Un texte qui sert bien plus le Yémen qu’une campagne de communication
L’histoire personnelle, intime, de Khadija Al-Salami se mêle à la grande Histoire. Celle de son pays. Celle du monde en marche. Du monde en changement. Elle est une actrice courageuse et fière de ce changement. Aujourd’hui directrice du centre culturel du Yémen en France, elle est aussi réalisatrice de films courageux, notamment sur son pays…

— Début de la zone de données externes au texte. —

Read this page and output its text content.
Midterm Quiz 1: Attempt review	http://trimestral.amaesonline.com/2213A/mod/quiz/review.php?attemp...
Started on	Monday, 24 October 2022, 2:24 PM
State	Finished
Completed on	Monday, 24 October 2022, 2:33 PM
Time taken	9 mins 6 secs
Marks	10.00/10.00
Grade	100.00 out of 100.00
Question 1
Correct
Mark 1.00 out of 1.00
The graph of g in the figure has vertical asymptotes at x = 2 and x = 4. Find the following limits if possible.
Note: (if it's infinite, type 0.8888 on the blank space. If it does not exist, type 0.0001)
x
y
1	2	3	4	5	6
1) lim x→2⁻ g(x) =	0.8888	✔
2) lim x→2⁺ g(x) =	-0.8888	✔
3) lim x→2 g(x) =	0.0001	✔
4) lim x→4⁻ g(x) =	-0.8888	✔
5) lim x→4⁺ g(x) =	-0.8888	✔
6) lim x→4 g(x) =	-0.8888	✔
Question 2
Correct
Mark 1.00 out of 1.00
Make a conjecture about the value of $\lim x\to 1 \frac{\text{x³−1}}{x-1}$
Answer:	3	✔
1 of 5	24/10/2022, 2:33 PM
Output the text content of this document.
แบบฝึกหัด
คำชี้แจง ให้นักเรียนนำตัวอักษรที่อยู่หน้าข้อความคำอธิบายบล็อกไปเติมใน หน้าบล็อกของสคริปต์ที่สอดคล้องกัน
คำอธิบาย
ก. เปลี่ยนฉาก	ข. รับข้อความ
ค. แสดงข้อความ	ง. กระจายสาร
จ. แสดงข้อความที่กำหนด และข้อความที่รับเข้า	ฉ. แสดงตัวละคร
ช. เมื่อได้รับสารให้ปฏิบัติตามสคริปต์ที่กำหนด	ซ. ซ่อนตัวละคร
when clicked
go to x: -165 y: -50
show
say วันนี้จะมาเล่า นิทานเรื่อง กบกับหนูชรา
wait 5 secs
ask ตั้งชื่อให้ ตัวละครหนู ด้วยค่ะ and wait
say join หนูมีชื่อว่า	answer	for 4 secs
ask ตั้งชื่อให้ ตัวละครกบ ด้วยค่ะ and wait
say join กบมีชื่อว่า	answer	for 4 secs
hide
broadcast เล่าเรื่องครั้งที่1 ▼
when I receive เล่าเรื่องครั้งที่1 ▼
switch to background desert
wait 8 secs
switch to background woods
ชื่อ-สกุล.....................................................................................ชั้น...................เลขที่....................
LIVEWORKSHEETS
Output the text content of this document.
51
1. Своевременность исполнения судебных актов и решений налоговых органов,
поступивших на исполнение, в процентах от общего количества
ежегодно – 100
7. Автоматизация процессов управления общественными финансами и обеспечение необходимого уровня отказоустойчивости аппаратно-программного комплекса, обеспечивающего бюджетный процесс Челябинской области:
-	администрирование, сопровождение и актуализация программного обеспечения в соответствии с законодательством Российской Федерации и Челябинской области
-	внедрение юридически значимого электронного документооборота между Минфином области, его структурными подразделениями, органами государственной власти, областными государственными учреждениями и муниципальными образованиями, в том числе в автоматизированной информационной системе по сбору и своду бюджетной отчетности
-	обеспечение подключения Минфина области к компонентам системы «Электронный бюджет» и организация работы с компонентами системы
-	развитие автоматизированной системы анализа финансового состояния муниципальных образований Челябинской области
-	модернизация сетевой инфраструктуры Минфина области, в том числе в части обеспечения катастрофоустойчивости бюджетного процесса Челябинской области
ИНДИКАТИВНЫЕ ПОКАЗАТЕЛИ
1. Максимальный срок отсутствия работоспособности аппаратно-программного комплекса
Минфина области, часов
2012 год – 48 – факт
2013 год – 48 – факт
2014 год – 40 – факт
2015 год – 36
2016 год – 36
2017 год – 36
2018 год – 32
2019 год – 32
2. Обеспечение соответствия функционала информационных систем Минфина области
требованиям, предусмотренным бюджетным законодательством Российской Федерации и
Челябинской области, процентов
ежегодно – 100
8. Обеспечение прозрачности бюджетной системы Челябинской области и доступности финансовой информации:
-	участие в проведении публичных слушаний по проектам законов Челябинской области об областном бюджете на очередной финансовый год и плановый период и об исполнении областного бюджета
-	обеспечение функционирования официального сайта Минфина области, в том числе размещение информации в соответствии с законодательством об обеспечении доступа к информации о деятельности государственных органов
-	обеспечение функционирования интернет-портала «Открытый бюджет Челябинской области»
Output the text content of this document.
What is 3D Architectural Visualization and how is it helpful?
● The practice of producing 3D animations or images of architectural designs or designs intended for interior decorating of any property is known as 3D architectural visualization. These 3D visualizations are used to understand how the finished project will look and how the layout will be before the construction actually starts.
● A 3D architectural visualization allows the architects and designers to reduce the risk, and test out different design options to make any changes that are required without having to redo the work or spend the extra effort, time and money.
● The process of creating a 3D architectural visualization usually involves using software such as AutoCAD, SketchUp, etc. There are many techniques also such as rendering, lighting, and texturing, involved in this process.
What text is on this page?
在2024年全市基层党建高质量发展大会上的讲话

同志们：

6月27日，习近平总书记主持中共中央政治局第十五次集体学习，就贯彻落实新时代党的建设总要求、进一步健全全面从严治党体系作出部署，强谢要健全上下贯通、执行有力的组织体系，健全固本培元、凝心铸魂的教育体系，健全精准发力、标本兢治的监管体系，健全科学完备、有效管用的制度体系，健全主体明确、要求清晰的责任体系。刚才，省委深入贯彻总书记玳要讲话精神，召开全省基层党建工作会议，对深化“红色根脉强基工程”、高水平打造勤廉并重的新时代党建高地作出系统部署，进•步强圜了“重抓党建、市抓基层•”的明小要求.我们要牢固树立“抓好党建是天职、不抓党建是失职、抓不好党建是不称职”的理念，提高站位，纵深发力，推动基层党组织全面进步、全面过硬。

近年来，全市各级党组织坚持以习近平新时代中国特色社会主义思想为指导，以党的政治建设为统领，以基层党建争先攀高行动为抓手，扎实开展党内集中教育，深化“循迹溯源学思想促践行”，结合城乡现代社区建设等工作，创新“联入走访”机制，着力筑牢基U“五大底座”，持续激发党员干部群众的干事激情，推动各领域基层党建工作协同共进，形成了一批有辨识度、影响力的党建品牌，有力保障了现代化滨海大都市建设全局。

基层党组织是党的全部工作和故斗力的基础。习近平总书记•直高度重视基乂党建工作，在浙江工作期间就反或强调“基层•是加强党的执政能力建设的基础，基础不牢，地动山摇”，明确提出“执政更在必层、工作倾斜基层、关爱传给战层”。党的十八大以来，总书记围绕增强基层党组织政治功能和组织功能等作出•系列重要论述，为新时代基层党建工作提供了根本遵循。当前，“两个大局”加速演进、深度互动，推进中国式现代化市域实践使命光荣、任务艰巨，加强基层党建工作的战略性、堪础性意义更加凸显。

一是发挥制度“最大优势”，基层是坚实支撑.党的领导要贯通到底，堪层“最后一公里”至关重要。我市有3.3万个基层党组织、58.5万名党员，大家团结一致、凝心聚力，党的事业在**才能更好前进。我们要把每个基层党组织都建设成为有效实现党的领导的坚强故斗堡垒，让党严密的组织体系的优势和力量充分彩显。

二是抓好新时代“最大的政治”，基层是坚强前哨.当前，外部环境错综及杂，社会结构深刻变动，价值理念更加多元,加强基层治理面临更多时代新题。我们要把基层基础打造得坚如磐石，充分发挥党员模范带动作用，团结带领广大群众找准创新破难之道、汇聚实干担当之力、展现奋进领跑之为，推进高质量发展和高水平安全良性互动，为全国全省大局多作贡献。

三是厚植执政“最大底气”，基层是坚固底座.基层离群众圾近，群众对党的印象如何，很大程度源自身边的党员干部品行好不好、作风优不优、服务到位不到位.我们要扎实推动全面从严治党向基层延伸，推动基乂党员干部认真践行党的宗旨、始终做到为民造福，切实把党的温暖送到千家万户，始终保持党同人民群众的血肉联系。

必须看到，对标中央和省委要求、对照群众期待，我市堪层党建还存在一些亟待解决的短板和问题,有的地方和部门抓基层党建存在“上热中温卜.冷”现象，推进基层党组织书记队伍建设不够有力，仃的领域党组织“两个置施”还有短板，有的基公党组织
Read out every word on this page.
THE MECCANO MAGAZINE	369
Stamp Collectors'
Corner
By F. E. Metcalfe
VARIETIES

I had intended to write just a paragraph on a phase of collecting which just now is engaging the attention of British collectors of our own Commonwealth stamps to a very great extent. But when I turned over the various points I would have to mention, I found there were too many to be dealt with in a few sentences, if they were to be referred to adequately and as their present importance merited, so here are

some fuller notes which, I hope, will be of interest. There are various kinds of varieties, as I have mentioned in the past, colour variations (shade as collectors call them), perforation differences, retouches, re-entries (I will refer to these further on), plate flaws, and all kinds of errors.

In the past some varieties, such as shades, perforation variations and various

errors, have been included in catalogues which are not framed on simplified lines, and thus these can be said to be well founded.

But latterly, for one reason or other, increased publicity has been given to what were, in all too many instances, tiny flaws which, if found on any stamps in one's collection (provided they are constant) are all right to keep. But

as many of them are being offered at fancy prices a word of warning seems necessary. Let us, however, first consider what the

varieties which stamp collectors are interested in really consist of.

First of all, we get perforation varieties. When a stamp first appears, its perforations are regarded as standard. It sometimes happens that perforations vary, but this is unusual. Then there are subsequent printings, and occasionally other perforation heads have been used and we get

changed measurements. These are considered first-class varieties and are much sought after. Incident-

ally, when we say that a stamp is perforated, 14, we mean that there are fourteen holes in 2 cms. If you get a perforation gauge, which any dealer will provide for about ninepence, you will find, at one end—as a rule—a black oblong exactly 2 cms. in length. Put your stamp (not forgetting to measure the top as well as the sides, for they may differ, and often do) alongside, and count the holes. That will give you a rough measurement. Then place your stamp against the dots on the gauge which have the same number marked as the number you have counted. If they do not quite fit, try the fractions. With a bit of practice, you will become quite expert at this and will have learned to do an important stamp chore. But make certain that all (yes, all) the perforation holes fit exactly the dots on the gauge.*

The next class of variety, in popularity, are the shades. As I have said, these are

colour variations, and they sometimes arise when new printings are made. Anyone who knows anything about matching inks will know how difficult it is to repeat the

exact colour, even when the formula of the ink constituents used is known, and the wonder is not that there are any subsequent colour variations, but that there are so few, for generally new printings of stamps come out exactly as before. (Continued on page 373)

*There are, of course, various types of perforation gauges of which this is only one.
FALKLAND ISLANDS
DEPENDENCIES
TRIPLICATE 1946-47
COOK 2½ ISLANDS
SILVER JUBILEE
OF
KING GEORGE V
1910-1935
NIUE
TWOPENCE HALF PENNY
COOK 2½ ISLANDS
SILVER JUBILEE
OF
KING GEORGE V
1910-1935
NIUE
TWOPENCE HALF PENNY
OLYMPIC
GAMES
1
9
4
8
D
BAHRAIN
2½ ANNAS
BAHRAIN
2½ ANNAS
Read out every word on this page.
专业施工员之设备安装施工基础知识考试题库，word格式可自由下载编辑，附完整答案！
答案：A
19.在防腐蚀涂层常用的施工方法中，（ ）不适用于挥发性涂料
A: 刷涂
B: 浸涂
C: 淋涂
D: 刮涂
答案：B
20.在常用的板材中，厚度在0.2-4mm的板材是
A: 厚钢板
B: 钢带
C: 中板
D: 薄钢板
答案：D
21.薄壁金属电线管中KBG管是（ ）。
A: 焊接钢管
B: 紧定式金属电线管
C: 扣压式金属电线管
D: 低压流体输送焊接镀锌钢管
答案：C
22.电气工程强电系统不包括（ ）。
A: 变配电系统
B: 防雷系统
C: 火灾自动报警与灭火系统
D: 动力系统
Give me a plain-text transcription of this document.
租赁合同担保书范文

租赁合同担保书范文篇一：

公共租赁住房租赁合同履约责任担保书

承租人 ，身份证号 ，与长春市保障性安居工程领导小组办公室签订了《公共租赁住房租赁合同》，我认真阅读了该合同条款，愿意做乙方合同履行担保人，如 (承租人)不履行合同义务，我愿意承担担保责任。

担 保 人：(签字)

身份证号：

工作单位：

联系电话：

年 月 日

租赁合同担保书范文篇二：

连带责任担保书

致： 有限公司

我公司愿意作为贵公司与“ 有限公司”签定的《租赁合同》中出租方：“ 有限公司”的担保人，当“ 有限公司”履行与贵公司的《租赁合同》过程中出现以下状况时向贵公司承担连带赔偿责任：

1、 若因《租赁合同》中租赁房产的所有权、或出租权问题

Superbe petit bout de femme, bourrée d’énergie et de volonté, elle offre sa propre vie aux lecteurs curieux du monde et du Yémen. Lorsqu’elle parle du Yémen, son pays, elle parle d’elle-même. Le charme de ce qu’elle écrit sur sa propre histoire le dispute à l’intérêt historique, politique et sociologique de son ouvrage. La connaître est un honneur. La lire est une joie voluptueuse. Elle confie une foultitude de détails. Loin de lasser le lecteur, ces détails sont la sève de son livre. Imaginez un peu : son histoire commence en 1966, date de sa naissance. Le Yémen est en pleine guerre civile. Cette guerre est elle-même l’une des conséquences de la Guerre Froide. À cette occasion, ce pays quitte le Moyen Âge pour s’engouffrer dans une modernité qu’il souhaite vivement maîtriser et qui le dépasse. Khadija Al Salami est le reflet de ces transitions. Au féminin — et ce point de vue est essentiel à l’intérêt de l’ouvrage. Nous savons tous (ou presque…) que le Yémen fonctionne sur un modèle tribal. Savions-nous qu’une femme pouvait s’y faire entendre… ? Le code de l’honneur offre-t-il à une femme la possibilité d’intervenir dans des affaires d’hommes ? De sauver une vie — celle de son petit frère ?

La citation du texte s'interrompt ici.